同日午後、小沢氏は「裁判所の良識と公正さを示していただいたことに敬意を表するとともに、今日までご支援いただいた同志と全国のみなさんに感謝を申し上げたい」とコメント。
この判決を固唾を飲んで見守ってきた政界は「小沢無罪」によって新たな展開を模索しつつある。消費税増税で明けた今年の政局は、不確定要素だった小沢判決が決まったことで、今後の流れが見えてきた。
小沢氏の戦略はこうだ。無罪判決→党員資格復活→6月の消費税増税法案否決→9月の民主党代表選で本人か代理人が勝利→マニフェスト復権の民主党への衣替え→政界の主導権を握る。
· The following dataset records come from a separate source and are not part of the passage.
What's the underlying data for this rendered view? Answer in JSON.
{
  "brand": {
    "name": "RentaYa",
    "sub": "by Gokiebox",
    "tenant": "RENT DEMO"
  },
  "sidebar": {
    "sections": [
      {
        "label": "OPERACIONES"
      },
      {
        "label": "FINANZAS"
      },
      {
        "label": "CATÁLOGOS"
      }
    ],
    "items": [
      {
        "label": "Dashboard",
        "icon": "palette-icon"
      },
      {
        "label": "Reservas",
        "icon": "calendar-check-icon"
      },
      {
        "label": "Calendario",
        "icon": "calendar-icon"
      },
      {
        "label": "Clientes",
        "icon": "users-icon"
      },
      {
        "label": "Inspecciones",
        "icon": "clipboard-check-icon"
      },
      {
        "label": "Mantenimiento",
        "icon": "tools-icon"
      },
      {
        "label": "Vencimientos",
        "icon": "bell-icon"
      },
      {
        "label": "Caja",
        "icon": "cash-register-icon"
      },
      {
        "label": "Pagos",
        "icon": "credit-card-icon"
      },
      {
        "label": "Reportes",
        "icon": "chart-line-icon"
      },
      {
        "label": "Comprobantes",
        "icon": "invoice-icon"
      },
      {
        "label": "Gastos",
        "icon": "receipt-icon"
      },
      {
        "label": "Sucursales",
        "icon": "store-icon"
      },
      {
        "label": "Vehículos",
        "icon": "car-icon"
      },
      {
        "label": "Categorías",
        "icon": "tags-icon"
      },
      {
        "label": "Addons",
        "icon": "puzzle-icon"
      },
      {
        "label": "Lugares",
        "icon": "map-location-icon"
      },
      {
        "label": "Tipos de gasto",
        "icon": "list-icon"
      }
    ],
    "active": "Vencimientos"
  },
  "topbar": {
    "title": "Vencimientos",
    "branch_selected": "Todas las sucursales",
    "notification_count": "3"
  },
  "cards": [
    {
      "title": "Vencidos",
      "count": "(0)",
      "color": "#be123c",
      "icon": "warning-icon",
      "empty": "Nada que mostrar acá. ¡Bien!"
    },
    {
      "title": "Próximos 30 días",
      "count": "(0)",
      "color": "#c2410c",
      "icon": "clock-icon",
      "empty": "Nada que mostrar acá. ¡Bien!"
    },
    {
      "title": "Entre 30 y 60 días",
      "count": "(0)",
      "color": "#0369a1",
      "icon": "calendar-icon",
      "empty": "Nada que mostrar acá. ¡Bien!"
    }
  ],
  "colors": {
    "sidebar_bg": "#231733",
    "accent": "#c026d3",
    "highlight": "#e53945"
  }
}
本人も小沢グループもこのシナリオを着々と進めていくであろう。しかし、ハードルはある。
①指定弁護人「検察官役」が控訴したら、本人は被告人のままのため、党員資格復活が難しくなる。
②野田佳彦首相が自民党と手を組んだら消費税増税法案は通る。とするば、解散前に小沢氏は新党を立ち上げざるを得ないが、今の小沢グループは半数以上が選挙に弱い一年生議員。勢力維持は難しい。
③政界再編に入ったときにどう動くか。石原新党立ち上げの動きのある石原慎太郎都知事と小沢氏は犬猿の仲。また、大阪維新の会の橋下徹・大阪市長は、小沢氏と手を組むことはない、という姿勢だ。
果たして小沢氏は剛腕ウルトラCをどこで発揮させるのか。
私個人は、小沢氏に一回、総理をやってもらい、マニフェスト政権交代の決着を着けてほしいと思っているが、無罪判決を受けた小沢氏のシナリオは、果たして実現するかどうか。」(抄)
2012年4月27日、auのニュースサイト EZニュースフラッシュ増刊号
「今日のニュースに一言」でジャーナリスト・二木啓孝氏の記事
「二木啓孝が語る〝小沢シナリオ〟実現までのハードル」
を聞き書きしました。
あるジャーナリストは「小沢」は終わった人と一蹴したが、果たして修羅場を踏んできた政治家がこのまま引き下がるとは思えない。